We sat in his study. There were lots of shelves, with lots of binders and reports and scholarly books on them. A study where a person would study. Nathan worked very hard, but not to build his own bank account or influence. A person would need a reason to work this hard. What had seemed meaningless before now enticed me with the lure of meaning.
“Sit down, Jason.” I got the grand stuffed chair, where so many of those reports had been read. Nathan sat in his desk chair, where many of the reports had been written.
“I need help,” I said.
“Whatever I can do,” he said, his brow wrinkled.
“I can’t do this anymore.”
He knew what I meant, immediately. He waited for me to keep going.
“You’ve been right all along,” I said. I was surprised by my own vehemence. “I’m being destroyed. I have to escape.”
“Jason.” He might even have been wondering if he should call the police, or an ambulance. “I didn’t mean it that way. I never meant to imply that you…”
“But it’s happening anyway. Last night… I was just like Melvin.”
“I understand. You were at the Forresters’ last night?” Yes, he certainly understood.
“It was real nasty. I was. I was everything I hate, Nathan. It was like… like it wasn’t me. But it was.”
“I do understand, Jason.”
“It will kill me. I mean that literally. I want to get out.”

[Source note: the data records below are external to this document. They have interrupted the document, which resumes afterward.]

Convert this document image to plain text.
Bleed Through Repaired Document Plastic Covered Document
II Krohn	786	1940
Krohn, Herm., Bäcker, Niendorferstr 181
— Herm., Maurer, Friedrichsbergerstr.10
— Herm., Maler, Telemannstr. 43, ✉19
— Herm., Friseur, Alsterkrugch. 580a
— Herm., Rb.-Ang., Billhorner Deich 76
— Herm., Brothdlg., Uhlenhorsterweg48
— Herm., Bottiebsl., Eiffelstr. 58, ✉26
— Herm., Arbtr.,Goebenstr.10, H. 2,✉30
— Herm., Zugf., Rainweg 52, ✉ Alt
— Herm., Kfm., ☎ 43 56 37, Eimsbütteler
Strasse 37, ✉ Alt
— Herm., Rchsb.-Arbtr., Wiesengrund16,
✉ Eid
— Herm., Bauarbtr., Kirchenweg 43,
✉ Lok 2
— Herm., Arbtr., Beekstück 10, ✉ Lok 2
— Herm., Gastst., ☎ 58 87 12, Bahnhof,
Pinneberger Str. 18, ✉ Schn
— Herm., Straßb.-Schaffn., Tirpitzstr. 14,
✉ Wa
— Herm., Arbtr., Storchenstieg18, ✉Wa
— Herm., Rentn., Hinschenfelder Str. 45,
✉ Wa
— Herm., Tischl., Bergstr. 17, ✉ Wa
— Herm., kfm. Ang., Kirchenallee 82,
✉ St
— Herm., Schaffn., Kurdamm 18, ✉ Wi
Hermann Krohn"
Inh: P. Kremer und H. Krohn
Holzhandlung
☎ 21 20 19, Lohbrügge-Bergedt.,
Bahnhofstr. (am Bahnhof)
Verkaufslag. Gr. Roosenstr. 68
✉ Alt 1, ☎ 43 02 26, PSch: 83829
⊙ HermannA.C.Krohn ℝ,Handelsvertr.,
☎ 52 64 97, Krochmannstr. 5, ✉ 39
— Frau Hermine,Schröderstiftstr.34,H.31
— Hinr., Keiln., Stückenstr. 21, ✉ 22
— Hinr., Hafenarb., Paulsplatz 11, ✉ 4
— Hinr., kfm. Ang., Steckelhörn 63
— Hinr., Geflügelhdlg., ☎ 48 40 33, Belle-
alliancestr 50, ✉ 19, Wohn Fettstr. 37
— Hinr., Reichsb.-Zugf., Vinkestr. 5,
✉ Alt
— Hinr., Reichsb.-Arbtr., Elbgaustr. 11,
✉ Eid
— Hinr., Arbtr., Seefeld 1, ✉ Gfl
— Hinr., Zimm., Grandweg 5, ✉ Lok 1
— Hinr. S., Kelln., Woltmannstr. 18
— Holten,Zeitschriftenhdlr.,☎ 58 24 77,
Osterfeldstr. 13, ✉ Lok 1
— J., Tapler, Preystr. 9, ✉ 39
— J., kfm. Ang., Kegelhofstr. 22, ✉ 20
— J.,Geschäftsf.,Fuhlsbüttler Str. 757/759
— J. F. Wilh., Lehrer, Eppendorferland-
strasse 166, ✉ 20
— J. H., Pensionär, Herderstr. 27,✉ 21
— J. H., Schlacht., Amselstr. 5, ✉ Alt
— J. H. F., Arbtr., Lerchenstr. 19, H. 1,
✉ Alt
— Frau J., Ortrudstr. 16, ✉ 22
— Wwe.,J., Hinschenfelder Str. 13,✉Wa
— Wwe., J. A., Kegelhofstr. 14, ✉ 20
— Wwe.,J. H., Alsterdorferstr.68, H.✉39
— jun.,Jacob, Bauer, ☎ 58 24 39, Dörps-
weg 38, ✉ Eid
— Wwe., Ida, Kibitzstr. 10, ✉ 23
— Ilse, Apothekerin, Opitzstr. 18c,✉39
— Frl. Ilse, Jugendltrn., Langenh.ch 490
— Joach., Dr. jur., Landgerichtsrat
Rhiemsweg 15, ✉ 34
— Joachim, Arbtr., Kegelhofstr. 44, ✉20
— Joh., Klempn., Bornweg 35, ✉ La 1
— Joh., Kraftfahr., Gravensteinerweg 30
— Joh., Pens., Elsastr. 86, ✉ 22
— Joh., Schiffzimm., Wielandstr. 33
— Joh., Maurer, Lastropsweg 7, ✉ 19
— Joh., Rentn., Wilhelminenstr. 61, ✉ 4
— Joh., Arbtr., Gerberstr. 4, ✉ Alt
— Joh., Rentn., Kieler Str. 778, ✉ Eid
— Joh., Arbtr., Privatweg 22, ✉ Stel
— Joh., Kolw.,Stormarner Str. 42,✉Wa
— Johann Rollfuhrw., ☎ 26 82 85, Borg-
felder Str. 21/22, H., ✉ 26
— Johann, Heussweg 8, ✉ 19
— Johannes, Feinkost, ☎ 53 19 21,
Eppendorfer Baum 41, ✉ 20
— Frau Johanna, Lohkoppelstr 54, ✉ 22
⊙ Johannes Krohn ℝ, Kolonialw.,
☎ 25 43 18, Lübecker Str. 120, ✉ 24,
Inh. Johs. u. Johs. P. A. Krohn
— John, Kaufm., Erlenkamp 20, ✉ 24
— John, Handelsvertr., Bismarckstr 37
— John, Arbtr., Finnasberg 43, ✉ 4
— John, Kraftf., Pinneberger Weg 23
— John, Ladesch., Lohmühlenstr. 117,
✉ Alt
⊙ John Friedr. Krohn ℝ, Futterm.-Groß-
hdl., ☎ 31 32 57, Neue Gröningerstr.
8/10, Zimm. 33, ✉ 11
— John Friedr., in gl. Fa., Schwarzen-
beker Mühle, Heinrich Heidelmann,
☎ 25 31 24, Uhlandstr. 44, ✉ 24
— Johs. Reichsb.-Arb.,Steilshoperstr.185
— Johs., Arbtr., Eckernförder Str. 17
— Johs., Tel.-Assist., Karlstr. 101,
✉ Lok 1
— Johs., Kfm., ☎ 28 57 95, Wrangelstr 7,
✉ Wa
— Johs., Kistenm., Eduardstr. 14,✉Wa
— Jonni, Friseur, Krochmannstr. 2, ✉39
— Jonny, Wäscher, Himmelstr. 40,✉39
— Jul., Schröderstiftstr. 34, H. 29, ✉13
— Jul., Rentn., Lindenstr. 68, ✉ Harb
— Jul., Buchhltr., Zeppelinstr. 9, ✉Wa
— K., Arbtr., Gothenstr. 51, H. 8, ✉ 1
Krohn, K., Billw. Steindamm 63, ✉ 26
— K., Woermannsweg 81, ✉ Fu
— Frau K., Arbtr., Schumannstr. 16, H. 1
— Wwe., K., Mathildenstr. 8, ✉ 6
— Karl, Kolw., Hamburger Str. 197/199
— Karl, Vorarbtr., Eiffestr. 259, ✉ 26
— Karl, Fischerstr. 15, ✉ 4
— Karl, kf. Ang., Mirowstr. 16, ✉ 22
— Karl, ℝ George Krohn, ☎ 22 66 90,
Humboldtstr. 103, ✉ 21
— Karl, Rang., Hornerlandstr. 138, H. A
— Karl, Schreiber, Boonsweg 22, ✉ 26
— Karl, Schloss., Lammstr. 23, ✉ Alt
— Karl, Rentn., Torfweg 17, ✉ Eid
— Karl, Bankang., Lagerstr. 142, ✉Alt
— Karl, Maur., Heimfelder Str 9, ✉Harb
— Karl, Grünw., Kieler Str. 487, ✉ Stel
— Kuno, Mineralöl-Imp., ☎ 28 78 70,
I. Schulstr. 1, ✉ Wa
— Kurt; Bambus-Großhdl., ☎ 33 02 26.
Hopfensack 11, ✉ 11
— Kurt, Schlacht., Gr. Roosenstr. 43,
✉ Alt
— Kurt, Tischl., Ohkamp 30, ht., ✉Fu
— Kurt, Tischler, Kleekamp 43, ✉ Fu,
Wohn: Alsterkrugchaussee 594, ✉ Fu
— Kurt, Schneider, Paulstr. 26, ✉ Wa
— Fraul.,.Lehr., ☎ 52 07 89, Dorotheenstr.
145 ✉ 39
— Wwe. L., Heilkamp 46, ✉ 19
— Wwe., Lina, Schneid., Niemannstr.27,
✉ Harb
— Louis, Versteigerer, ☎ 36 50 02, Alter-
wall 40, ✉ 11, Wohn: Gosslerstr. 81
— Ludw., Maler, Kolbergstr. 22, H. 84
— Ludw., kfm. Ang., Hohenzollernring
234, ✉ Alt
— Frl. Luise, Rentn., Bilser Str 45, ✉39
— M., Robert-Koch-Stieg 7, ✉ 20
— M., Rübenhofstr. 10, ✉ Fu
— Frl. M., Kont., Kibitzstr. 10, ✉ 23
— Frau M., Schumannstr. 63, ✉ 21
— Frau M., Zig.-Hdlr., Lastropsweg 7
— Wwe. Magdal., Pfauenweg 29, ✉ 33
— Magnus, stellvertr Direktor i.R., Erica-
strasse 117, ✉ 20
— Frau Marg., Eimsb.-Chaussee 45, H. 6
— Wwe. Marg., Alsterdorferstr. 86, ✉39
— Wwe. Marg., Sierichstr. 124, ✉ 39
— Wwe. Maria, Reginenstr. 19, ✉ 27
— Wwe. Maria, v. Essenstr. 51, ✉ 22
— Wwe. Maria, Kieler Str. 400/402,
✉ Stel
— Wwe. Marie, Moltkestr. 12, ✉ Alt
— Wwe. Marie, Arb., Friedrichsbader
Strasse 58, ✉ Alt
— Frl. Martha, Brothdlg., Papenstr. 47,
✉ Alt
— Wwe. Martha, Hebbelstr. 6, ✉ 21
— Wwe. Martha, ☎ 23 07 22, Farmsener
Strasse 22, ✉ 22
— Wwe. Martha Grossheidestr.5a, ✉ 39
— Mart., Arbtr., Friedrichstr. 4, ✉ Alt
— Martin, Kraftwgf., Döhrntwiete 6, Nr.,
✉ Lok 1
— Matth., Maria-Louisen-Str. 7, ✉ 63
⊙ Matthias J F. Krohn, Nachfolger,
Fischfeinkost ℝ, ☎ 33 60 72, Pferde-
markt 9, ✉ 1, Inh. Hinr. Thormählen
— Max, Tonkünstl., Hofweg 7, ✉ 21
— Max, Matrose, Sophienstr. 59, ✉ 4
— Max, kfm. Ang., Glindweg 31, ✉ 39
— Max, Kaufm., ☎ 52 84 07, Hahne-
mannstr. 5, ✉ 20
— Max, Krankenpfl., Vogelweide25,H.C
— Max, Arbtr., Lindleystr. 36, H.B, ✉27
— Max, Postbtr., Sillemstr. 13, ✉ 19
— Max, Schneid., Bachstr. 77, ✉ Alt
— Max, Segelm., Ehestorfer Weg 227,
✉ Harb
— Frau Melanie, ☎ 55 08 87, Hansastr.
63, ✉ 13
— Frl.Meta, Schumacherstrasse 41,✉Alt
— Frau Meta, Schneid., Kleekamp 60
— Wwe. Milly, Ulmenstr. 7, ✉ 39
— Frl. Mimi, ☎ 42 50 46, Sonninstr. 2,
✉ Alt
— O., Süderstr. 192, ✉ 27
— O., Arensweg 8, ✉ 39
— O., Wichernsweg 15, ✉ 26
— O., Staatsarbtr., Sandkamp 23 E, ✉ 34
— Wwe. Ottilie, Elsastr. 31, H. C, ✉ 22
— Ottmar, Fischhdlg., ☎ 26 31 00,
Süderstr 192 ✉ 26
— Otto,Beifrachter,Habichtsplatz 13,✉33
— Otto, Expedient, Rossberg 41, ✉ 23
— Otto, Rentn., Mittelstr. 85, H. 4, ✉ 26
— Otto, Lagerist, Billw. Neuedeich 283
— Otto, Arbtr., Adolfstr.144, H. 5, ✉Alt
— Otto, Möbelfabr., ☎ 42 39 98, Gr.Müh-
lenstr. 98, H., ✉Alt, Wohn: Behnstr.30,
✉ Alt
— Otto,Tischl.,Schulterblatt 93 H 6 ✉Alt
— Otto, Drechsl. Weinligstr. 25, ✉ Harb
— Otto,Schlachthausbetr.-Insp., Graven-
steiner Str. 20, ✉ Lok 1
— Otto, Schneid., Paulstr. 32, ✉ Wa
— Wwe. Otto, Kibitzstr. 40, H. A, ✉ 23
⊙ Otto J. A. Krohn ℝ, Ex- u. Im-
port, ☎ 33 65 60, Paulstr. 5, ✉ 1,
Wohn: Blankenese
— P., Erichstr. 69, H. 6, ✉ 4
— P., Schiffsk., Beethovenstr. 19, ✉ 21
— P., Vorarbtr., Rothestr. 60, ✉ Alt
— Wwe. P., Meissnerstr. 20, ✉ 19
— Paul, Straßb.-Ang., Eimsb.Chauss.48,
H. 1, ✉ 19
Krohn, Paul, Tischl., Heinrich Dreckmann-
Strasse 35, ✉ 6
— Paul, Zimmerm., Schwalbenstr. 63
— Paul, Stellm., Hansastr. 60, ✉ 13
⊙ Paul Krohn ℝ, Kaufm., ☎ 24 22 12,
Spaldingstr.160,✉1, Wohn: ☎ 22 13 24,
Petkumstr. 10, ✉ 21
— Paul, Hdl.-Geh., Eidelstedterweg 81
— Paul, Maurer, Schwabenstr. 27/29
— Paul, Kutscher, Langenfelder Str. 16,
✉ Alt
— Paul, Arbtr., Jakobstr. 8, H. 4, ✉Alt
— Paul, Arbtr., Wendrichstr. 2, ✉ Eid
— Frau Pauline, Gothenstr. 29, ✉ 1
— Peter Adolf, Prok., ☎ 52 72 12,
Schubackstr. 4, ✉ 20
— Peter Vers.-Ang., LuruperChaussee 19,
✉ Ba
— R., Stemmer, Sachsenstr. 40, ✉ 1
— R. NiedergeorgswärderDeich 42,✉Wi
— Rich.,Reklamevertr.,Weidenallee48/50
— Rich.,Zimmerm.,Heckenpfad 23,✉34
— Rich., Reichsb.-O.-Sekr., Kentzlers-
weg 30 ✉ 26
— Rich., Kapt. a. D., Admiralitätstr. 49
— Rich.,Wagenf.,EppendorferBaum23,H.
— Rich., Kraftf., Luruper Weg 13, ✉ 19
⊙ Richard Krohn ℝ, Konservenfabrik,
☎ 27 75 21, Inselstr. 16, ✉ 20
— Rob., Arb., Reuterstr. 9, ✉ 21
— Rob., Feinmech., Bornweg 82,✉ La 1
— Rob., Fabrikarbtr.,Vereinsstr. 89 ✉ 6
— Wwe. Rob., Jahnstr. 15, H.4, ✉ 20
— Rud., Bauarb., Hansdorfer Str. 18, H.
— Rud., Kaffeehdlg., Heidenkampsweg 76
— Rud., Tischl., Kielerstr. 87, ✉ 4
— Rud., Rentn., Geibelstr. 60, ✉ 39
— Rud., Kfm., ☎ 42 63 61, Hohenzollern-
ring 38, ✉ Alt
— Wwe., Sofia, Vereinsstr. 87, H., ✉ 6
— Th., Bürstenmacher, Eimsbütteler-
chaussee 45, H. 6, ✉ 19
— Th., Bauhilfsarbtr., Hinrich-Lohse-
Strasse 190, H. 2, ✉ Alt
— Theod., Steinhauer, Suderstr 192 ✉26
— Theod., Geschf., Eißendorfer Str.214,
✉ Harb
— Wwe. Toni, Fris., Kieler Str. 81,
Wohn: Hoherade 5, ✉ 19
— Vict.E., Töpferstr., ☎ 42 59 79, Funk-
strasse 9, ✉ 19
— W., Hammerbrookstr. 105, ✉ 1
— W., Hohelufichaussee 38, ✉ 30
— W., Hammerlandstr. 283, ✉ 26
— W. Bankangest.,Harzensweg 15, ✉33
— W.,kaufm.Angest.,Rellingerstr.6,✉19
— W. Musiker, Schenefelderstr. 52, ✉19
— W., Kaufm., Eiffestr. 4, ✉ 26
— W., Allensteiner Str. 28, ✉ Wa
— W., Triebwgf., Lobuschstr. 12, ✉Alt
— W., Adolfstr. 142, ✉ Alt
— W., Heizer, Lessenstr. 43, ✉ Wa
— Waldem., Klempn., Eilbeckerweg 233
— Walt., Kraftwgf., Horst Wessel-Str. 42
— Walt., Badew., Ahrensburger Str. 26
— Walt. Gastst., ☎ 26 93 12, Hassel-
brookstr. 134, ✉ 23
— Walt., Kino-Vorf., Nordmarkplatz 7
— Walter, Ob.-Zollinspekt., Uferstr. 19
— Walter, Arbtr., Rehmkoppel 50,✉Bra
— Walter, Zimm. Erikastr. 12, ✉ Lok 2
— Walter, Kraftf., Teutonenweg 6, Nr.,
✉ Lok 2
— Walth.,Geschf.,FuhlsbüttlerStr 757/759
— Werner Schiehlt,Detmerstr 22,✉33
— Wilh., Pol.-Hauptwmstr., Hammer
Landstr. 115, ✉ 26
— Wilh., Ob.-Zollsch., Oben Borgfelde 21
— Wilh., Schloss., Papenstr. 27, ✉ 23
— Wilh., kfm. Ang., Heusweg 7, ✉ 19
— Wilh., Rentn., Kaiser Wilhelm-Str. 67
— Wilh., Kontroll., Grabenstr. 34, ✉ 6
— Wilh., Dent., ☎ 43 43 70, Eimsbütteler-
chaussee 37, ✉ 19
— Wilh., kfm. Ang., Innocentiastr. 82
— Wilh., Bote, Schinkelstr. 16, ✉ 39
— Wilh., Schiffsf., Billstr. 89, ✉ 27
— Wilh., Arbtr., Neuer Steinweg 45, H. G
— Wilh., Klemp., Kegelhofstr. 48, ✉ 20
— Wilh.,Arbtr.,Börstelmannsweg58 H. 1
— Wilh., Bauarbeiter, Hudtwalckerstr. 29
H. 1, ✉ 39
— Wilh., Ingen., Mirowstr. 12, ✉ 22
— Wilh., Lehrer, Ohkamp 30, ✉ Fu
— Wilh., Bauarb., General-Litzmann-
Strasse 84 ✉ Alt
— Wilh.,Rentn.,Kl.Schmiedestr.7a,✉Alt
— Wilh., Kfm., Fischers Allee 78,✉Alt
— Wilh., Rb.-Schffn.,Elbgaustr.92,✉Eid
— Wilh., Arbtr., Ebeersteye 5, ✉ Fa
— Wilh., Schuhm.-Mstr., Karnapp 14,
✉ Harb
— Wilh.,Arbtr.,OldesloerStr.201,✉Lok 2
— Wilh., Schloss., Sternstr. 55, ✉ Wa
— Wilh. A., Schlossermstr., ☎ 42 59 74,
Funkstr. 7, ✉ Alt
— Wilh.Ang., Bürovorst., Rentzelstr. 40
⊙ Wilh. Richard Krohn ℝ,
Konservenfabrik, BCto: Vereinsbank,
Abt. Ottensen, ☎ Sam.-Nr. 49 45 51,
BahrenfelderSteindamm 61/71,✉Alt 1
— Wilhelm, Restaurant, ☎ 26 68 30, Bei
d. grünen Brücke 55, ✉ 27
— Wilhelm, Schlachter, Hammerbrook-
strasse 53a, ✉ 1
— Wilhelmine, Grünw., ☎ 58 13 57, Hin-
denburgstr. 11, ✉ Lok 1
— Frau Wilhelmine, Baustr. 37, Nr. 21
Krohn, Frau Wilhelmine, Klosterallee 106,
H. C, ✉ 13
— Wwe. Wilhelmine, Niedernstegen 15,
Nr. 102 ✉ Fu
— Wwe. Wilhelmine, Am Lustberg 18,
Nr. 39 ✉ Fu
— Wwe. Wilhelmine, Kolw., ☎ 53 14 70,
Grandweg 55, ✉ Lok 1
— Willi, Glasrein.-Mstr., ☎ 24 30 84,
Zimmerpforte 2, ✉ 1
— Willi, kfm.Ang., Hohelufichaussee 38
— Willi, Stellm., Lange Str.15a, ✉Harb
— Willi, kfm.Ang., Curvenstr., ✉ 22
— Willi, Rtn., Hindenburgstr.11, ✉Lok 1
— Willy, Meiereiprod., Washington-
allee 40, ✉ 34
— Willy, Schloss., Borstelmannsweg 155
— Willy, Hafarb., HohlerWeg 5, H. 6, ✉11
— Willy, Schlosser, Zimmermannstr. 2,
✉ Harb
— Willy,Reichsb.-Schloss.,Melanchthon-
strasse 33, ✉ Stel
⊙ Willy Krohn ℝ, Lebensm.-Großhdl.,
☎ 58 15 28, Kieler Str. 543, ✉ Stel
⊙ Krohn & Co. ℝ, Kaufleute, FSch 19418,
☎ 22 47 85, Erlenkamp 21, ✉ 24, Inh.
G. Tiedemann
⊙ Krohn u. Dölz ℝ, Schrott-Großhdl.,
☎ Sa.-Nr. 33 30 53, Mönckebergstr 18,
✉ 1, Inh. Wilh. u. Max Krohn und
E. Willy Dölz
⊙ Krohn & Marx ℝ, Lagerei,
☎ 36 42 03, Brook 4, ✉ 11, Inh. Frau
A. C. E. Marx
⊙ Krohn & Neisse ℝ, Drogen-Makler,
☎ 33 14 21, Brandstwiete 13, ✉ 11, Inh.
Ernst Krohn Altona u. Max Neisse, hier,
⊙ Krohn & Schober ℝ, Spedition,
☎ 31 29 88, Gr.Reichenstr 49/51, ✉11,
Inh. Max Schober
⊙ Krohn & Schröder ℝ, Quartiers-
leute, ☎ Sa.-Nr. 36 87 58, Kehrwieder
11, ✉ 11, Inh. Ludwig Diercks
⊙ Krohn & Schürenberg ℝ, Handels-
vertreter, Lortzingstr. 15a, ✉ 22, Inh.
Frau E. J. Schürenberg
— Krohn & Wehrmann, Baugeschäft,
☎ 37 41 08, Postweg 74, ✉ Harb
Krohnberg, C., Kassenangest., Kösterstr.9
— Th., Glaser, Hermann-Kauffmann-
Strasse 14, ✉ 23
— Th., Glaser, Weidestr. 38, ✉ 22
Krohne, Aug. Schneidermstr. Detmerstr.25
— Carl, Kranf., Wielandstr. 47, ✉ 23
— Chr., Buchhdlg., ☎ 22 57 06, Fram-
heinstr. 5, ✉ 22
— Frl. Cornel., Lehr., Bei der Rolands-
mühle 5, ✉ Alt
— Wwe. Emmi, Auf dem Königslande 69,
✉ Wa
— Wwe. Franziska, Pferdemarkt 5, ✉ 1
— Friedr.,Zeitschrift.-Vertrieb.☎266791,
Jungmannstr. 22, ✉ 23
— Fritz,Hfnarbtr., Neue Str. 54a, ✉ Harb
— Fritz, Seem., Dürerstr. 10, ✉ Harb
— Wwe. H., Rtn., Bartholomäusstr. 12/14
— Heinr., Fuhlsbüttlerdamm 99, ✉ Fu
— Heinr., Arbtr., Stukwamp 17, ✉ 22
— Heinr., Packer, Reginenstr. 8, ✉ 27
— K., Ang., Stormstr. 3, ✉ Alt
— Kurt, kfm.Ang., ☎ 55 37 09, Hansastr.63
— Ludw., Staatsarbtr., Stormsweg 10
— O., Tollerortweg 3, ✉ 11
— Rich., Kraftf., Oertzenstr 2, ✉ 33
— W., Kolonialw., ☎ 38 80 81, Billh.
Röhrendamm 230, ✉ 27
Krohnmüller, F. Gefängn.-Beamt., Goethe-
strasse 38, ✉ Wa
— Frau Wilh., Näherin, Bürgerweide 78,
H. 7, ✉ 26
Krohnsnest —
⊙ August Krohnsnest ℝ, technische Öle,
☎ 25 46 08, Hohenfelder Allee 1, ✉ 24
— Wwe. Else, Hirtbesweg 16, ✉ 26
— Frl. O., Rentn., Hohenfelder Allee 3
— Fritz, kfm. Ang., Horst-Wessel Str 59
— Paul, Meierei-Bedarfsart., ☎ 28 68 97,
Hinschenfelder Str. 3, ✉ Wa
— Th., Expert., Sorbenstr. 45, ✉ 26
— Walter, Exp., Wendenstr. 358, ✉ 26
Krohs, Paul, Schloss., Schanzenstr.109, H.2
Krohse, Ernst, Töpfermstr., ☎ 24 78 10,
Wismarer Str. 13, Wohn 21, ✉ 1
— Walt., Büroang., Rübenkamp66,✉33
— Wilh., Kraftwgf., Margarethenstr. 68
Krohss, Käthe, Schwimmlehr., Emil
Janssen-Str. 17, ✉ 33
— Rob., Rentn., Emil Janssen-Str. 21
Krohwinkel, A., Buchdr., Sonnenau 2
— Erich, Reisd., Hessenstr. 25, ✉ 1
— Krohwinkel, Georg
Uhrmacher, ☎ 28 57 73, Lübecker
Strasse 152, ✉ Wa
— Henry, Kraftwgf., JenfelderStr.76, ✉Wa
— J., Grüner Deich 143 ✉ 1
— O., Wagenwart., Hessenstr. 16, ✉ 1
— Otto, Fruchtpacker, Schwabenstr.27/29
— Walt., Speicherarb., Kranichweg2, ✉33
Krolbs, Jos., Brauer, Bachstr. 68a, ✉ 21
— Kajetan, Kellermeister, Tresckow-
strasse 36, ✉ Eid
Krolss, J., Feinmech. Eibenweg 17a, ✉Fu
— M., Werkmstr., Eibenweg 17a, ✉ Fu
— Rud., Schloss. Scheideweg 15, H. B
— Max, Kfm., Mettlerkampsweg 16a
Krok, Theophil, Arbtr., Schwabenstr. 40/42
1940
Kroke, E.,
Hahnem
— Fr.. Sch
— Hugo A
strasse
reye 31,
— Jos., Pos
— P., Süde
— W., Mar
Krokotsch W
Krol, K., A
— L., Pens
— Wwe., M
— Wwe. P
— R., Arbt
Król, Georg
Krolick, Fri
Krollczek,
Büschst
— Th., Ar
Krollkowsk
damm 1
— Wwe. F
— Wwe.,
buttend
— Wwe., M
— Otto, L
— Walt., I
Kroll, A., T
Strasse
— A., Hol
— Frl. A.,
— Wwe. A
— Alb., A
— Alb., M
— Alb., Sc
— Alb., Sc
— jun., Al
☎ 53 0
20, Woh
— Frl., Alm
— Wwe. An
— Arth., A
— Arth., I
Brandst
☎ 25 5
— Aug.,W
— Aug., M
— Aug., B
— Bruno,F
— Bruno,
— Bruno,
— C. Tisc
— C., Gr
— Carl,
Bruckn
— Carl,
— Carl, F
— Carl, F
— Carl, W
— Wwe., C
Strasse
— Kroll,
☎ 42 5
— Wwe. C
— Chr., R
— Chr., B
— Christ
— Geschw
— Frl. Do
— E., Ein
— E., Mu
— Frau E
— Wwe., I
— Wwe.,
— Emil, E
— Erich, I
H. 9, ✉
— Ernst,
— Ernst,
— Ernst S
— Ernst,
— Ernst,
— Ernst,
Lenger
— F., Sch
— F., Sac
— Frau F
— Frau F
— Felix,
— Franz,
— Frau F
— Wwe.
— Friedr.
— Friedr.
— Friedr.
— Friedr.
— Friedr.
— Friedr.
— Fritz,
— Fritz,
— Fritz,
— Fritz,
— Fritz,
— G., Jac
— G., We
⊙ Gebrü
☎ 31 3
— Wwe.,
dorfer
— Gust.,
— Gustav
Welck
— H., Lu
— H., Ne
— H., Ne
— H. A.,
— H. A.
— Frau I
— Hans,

“What do you mean, ‘get out’?”
“I don’t know,” I said. This was the real decision, and he waited for me. “I want to go back to the way it was, before he died.”
That answer crumbled swiftly. “Were you satisfied with your life back then?” He knew I wasn’t.
“No. Not really.”
“You can’t go back anyway. Too much has changed in these last weeks, especially you. Let me ask you a different question.” It took him some time to assemble it. “What can you accept of your father’s?”
I knew right away. “I… no. Nothing. I can’t.”
“Is there any line you can draw? Could you accept an income, as you had before, and nothing else?”
“I don’t know. I don’t know where to draw a line. I tried before, but it never worked. There’s no right place to draw it.” And this was the line in my own mind that I could never get past. “What would you do, Nathan?”
He looked away from me, and he was still and silent. It took him a long time. Even after more than a minute, when he looked back up at me and studied me, he didn’t speak.